The key proof that the “MOU” label doesn’t govern anything is that a business MOU will typically specifically label those parts it intends to be non-binding as well as those it intends to be binding. That’s because lawyers have seen cases where promises in an MOU were held to be legally enforceable in spite of the document’s label. What matters is what the parties intended, not the label. The label can be one piece of evidence of the parties’ intent, but it’s not conclusive and doesn’t trump whatever the document specifically says. Bottom line: real MOUs in business often contain sections intended to be binding and sections intended to be non-binding.

Now let’s look at agreements between states. If two states enter into an agreement that they label “MOU”, it may or may not be similar in intention to a business MOU—i.e., a precursor to further negotiations that simply sets parameters for what can be considered good faith differences and what should count as reneging. It could also be the memorialization of a particular specific agreement between those states. My general sense is that if the agreement is comprehensive, it gets labeled “agreement”, whereas if it’s specific and relatively short, it gets labeled “MOU”. (If it is something the executive wants to send to the Senate for approval by a 2/3 vote, then it’s labeled “treaty”.) The question of enforceability simply doesn’t enter into it, since there is no enforcement body.

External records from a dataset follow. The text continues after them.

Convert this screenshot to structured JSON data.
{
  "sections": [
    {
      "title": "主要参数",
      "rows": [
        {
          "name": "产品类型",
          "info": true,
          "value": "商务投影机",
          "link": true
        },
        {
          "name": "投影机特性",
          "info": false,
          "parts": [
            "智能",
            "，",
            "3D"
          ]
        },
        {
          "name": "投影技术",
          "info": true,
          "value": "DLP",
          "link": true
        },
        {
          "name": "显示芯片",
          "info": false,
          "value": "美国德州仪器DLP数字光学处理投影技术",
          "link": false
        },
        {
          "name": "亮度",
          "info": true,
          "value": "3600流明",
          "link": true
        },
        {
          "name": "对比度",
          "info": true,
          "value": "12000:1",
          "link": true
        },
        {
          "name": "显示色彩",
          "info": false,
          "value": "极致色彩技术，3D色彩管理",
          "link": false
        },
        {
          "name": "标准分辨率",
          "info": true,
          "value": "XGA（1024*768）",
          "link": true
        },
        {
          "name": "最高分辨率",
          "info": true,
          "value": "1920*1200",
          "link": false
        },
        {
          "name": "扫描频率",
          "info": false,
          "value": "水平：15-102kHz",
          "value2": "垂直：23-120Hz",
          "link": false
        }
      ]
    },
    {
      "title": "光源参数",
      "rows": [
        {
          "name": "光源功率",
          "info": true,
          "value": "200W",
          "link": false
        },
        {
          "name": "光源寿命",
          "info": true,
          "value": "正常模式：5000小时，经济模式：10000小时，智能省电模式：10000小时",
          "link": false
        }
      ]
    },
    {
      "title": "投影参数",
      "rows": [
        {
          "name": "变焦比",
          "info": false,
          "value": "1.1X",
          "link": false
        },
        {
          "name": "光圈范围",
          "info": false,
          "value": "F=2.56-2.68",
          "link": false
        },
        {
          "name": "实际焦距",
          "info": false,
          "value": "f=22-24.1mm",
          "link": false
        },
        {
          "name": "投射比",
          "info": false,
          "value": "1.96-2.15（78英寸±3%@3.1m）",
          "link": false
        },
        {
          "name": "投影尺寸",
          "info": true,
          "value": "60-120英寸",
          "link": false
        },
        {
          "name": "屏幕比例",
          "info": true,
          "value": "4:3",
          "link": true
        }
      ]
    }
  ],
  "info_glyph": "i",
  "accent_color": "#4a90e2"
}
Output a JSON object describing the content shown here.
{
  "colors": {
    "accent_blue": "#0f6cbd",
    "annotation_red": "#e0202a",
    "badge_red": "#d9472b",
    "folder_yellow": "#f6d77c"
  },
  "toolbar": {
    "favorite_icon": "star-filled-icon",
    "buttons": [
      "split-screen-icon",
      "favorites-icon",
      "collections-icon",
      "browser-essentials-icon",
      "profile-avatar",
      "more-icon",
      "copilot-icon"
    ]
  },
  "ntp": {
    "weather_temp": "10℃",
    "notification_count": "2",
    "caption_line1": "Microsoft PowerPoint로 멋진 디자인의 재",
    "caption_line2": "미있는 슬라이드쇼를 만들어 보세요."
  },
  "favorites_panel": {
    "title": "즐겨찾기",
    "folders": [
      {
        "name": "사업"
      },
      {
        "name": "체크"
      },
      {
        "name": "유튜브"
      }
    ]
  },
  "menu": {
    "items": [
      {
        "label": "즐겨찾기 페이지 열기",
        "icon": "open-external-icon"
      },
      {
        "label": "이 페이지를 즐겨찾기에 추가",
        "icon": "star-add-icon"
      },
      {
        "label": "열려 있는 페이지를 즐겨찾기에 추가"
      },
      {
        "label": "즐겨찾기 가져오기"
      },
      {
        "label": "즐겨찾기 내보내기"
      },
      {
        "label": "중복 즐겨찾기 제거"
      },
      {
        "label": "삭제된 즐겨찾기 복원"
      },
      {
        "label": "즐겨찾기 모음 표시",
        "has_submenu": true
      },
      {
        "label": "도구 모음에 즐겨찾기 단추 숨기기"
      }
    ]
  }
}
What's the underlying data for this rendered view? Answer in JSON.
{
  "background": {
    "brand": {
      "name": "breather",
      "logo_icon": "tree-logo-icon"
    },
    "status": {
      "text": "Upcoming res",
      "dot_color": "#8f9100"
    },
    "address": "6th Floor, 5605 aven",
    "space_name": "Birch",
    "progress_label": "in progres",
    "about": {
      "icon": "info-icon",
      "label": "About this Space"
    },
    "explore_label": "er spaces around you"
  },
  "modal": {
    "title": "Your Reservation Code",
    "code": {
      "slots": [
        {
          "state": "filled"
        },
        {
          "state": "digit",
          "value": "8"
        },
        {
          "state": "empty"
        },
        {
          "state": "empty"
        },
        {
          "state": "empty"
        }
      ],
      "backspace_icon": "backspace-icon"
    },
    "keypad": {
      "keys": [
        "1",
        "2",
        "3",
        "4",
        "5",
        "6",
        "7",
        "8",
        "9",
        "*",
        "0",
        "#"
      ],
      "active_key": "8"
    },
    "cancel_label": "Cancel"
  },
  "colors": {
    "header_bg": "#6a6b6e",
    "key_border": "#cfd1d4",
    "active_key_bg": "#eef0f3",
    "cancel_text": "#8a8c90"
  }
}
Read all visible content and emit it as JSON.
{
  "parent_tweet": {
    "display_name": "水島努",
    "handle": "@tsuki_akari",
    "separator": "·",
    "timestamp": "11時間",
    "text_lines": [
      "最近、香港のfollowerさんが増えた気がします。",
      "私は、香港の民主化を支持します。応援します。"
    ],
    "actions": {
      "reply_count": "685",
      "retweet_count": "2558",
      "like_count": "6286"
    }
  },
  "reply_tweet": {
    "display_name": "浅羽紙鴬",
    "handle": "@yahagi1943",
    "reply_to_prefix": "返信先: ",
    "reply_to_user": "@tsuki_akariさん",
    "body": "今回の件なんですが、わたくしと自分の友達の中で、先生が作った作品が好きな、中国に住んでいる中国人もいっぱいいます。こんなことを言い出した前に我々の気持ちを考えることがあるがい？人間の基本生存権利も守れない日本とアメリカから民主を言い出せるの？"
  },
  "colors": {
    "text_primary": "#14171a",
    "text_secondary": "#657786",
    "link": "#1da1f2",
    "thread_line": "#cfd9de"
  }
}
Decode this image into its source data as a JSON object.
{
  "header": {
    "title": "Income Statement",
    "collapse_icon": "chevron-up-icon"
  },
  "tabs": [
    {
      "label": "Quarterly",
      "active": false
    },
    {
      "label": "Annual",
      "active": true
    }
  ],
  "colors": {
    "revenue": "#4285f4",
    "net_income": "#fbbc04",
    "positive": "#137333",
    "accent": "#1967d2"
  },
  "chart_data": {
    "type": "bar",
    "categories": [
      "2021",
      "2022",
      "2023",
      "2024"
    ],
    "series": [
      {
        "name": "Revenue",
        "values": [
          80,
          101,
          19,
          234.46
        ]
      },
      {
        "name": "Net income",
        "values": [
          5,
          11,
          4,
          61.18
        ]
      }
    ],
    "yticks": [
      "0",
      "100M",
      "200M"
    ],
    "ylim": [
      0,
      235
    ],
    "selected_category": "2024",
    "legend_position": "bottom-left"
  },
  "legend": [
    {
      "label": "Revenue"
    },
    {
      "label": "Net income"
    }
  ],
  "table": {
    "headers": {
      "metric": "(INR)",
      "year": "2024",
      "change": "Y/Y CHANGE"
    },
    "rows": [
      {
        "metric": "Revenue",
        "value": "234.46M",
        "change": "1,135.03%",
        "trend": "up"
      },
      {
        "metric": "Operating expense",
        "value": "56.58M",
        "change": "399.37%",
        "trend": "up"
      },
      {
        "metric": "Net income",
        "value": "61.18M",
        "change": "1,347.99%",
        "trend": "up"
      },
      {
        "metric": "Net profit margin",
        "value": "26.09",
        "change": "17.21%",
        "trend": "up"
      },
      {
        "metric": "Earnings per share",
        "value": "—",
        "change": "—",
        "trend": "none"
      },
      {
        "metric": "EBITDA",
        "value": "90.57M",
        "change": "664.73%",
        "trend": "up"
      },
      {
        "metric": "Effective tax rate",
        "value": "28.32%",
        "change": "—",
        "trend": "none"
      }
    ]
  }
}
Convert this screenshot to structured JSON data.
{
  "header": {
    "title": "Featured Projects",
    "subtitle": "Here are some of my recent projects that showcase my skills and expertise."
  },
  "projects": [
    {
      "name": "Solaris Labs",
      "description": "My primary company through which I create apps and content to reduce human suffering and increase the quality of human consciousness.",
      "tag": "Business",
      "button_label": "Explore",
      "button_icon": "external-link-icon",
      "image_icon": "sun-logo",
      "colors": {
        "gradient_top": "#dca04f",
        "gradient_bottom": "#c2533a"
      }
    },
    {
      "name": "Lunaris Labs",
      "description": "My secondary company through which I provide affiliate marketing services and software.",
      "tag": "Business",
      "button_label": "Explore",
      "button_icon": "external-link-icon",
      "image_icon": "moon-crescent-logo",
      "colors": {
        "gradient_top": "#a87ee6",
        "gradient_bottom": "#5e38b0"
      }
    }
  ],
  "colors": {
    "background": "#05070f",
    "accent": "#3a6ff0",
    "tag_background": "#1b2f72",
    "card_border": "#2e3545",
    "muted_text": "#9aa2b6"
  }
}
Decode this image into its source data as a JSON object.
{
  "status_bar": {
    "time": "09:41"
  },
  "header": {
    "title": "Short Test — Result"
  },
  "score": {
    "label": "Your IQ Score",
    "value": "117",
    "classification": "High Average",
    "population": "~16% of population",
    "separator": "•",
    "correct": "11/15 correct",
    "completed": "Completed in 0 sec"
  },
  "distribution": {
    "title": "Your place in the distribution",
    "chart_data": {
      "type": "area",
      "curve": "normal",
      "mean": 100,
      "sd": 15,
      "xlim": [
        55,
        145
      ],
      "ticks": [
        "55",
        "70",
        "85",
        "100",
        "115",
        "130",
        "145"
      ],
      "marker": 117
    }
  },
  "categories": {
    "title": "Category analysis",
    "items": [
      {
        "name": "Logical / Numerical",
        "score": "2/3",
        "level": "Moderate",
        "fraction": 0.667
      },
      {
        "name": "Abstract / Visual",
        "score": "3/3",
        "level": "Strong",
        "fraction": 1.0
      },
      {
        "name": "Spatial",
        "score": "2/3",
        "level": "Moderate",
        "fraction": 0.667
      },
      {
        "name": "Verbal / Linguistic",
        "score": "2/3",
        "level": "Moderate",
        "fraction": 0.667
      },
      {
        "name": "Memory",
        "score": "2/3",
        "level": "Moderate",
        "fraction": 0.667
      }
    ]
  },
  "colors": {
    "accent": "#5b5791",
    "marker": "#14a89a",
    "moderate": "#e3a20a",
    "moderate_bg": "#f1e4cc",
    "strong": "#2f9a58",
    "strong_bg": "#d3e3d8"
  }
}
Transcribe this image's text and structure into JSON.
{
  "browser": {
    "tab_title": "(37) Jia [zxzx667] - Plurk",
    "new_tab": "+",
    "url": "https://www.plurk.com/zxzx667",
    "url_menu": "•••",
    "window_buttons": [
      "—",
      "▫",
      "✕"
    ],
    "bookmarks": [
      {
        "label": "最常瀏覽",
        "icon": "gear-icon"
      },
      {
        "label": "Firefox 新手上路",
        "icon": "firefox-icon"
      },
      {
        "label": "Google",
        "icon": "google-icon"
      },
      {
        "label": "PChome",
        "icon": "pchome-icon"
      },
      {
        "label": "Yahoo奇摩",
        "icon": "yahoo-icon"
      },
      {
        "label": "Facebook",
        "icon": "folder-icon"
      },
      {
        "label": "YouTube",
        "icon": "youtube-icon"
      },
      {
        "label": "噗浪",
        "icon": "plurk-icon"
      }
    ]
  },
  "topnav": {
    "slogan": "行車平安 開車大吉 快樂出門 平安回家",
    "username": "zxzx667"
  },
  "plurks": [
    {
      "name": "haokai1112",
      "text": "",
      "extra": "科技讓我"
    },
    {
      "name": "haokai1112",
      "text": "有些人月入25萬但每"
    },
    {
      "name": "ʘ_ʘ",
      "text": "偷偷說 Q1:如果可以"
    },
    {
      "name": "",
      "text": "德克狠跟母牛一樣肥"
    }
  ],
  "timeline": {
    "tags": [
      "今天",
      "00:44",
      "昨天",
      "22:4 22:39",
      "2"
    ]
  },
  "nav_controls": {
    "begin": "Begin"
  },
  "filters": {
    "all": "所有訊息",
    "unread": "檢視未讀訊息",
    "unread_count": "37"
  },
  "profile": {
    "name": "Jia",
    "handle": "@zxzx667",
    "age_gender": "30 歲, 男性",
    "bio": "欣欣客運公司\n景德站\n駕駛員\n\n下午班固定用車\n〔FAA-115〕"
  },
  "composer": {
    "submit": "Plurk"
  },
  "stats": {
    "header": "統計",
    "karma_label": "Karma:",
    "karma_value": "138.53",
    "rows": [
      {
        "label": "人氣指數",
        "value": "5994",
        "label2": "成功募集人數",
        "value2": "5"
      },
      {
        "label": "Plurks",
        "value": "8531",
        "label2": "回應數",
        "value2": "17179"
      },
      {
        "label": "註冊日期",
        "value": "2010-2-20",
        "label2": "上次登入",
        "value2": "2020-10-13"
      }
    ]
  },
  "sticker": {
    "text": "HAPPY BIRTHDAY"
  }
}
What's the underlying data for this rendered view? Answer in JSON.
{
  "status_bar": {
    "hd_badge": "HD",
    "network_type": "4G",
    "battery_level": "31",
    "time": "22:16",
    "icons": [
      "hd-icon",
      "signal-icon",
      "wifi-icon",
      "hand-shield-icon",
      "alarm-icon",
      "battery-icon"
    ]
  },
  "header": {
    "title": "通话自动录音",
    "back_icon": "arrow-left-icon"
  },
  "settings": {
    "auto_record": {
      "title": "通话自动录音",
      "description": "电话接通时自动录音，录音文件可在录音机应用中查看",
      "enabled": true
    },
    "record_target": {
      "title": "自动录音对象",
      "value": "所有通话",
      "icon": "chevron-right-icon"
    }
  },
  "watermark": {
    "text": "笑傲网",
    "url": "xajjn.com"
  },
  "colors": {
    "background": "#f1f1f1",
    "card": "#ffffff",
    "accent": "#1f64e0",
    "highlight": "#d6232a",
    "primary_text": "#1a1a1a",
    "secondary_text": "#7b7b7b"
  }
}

In the US-China case, if we end up with a deal (I’m deliberately using a generic term here) in which China makes a specific promise the fulfillment of which can be monitored and assessed, then regardless of whether the piece of paper on which it’s written down is labeled “MOU” or “agreement,” the US can legitimately expect that promise to be fulfilled, and China cannot excuse non-fulfillment by saying, “Hey, it was only an MOU.” The US’s menu of response options to non-fulfillment of the promise is the same regardless of whether the promise is contained in a document called “MOU” or “agreement.”

Finally, I have been asked whether calling an international agreement an MOU instead of an agreement is something the executive branch might wish to do in order to avoid the need for Senate ratification. No. You need Senate agreement (2/3) only for something that you decide to call a “treaty”, and the executive branch enters into many international agreements it doesn’t call a “treaty” and doesn’t get 2/3 Senate approval for. This is true of both NAFTA and US membership in the WTO.

In effect, the only thing that triggers the requirement for 2/3 Senate approval is the desire by the executive to call something a treaty because it wants to make and demonstrate a firm national commitment to the agreement and/or because it wants certain domestic legal consequences to follow, since treaties are the law of the land in a way that executive agreements are not.